Le 6 mai 2026, l'Ukraine a accusé la Russie d'avoir rompu le cessez‑le‑feu unilatéral déclaré pour le Jour de la Victoire.
Les attaques rapportées ont fait 28 morts.
Vladímir Poutine a décrété une trêve unilatérale de 48 heures à partir de minuit jeudi, pour laisser place aux célébrations du 9 mai. Le ministère russe de la Défense précise que les hostilités — bombardements de missiles, armement de haute précision et longue portée, tirs d’artillerie et attaques par drones — seront suspendues jusqu’à la fin des commémorations samedi, à l’occasion du 81e anniversaire de la victoire sur l’Allemagne nazie.
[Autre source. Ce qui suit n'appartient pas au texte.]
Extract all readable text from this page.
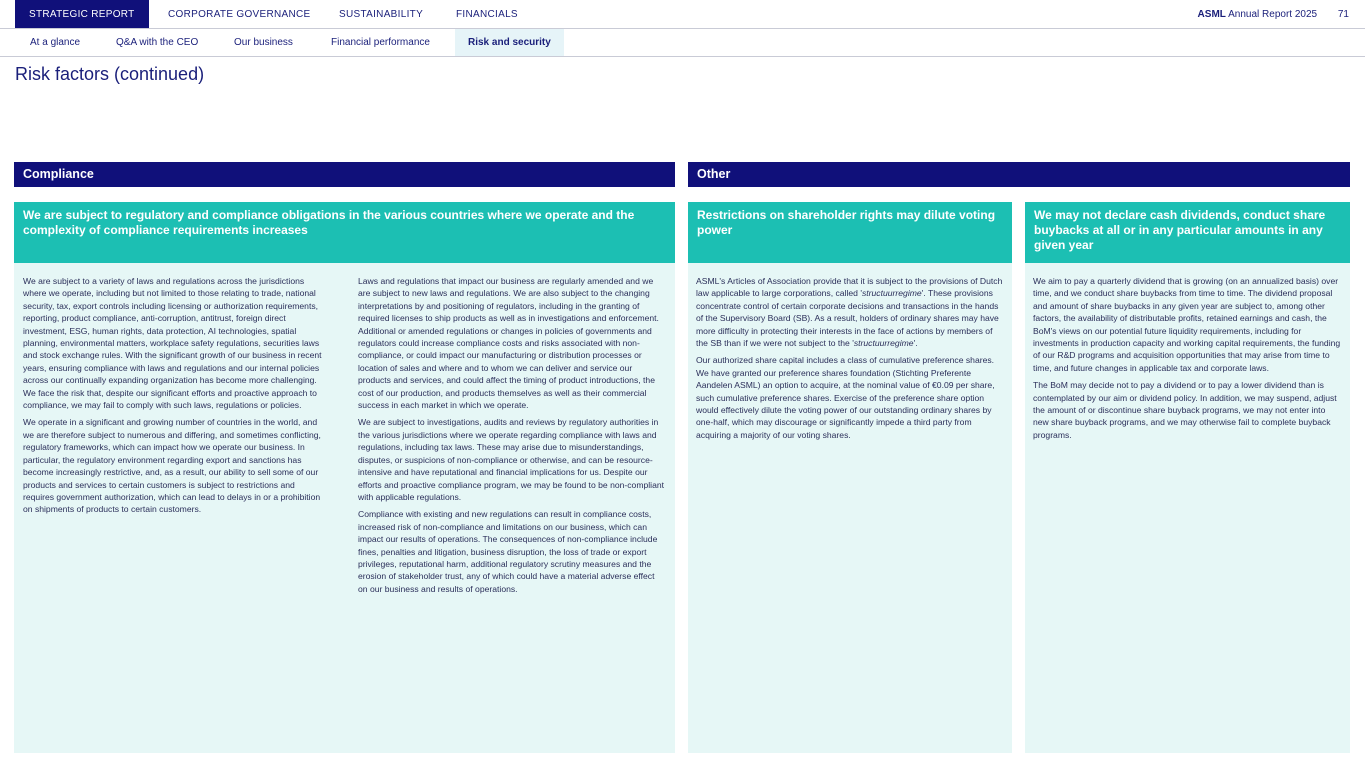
STRATEGIC REPORT	CORPORATE GOVERNANCE	SUSTAINABILITY	FINANCIALS	ASML Annual Report 2025 71
At a glance	Q&A with the CEO	Our business	Financial performance	Risk and security
Risk factors (continued)
Compliance	Other
We are subject to regulatory and compliance obligations in the various countries where we operate and the complexity of compliance requirements increases

We are subject to a variety of laws and regulations across the jurisdictions where we operate, including but not limited to those relating to trade, national security, tax, export controls including licensing or authorization requirements, reporting, product compliance, anti-corruption, antitrust, foreign direct investment, ESG, human rights, data protection, AI technologies, spatial planning, environmental matters, workplace safety regulations, securities laws and stock exchange rules. With the significant growth of our business in recent years, ensuring compliance with laws and regulations and our internal policies across our continually expanding organization has become more challenging. We face the risk that, despite our significant efforts and proactive approach to compliance, we may fail to comply with such laws, regulations or policies.

We operate in a significant and growing number of countries in the world, and we are therefore subject to numerous and differing, and sometimes conflicting, regulatory frameworks, which can impact how we operate our business. In particular, the regulatory environment regarding export and sanctions has become increasingly restrictive, and, as a result, our ability to sell some of our products and services to certain customers is subject to restrictions and requires government authorization, which can lead to delays in or a prohibition on shipments of products to certain customers.

Laws and regulations that impact our business are regularly amended and we are subject to new laws and regulations. We are also subject to the changing interpretations by and positioning of regulators, including in the granting of required licenses to ship products as well as in investigations and enforcement. Additional or amended regulations or changes in policies of governments and regulators could increase compliance costs and risks associated with non-compliance, or could impact our manufacturing or distribution processes or location of sales and where and to whom we can deliver and service our products and services, and could affect the timing of product introductions, the cost of our production, and products themselves as well as their commercial success in each market in which we operate.

We are subject to investigations, audits and reviews by regulatory authorities in the various jurisdictions where we operate regarding compliance with laws and regulations, including tax laws. These may arise due to misunderstandings, disputes, or suspicions of non-compliance or otherwise, and can be resource-intensive and have reputational and financial implications for us. Despite our efforts and proactive compliance program, we may be found to be non-compliant with applicable regulations.

Compliance with existing and new regulations can result in compliance costs, increased risk of non-compliance and limitations on our business, which can impact our results of operations. The consequences of non-compliance include fines, penalties and litigation, business disruption, the loss of trade or export privileges, reputational harm, additional regulatory scrutiny measures and the erosion of stakeholder trust, any of which could have a material adverse effect on our business and results of operations.

Restrictions on shareholder rights may dilute voting power

ASML's Articles of Association provide that it is subject to the provisions of Dutch law applicable to large corporations, called 'structuurregime'. These provisions concentrate control of certain corporate decisions and transactions in the hands of the Supervisory Board (SB). As a result, holders of ordinary shares may have more difficulty in protecting their interests in the face of actions by members of the SB than if we were not subject to the 'structuurregime'.

Our authorized share capital includes a class of cumulative preference shares. We have granted our preference shares foundation (Stichting Preferente Aandelen ASML) an option to acquire, at the nominal value of €0.09 per share, such cumulative preference shares. Exercise of the preference share option would effectively dilute the voting power of our outstanding ordinary shares by one-half, which may discourage or significantly impede a third party from acquiring a majority of our voting shares.

We may not declare cash dividends, conduct share buybacks at all or in any particular amounts in any given year

We aim to pay a quarterly dividend that is growing (on an annualized basis) over time, and we conduct share buybacks from time to time. The dividend proposal and amount of share buybacks in any given year are subject to, among other factors, the availability of distributable profits, retained earnings and cash, the BoM's views on our potential future liquidity requirements, including for investments in production capacity and working capital requirements, the funding of our R&D programs and acquisition opportunities that may arise from time to time, and future changes in applicable tax and corporate laws.

The BoM may decide not to pay a dividend or to pay a lower dividend than is contemplated by our aim or dividend policy. In addition, we may suspend, adjust the amount of or discontinue share buyback programs, we may not enter into new share buyback programs, and we may otherwise fail to complete buyback programs.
Le rythme est posé, mais la tension ne s’efface pas pour autant. Moscou a prévenu que toute tentative d’« entacher » la fête serait punie par une riposte massive contre le centre de Kiev, et a recommandé aux habitants et au personnel diplomatique d’évacuer la capitale ukrainienne. Le Kremlin accuse en outre Volodymyr Zelensky d’avoir menacé d’attaquer Moscou avec des drones à l’occasion du 9 mai.
Zelensky a balayé ces accusations tout en gardant la porte ouverte à une réponse mesurée. « L’Ukraine agira de manière juste, jour après jour », a-t-il déclaré jeudi, ajoutant que la Russie continue de tuer des civils tout en s’obsédant de quelques heures de trêve. Lors d’un discours à la réunion de la Communauté politique européenne en Arménie, il avait aussi noté que la Russie a annoncé un défilé du 9 mai à Moscou «sans équipement militaire», une première depuis de nombreuses années, et qu’elle semble craindre que des drones ne survolent la Place Rouge.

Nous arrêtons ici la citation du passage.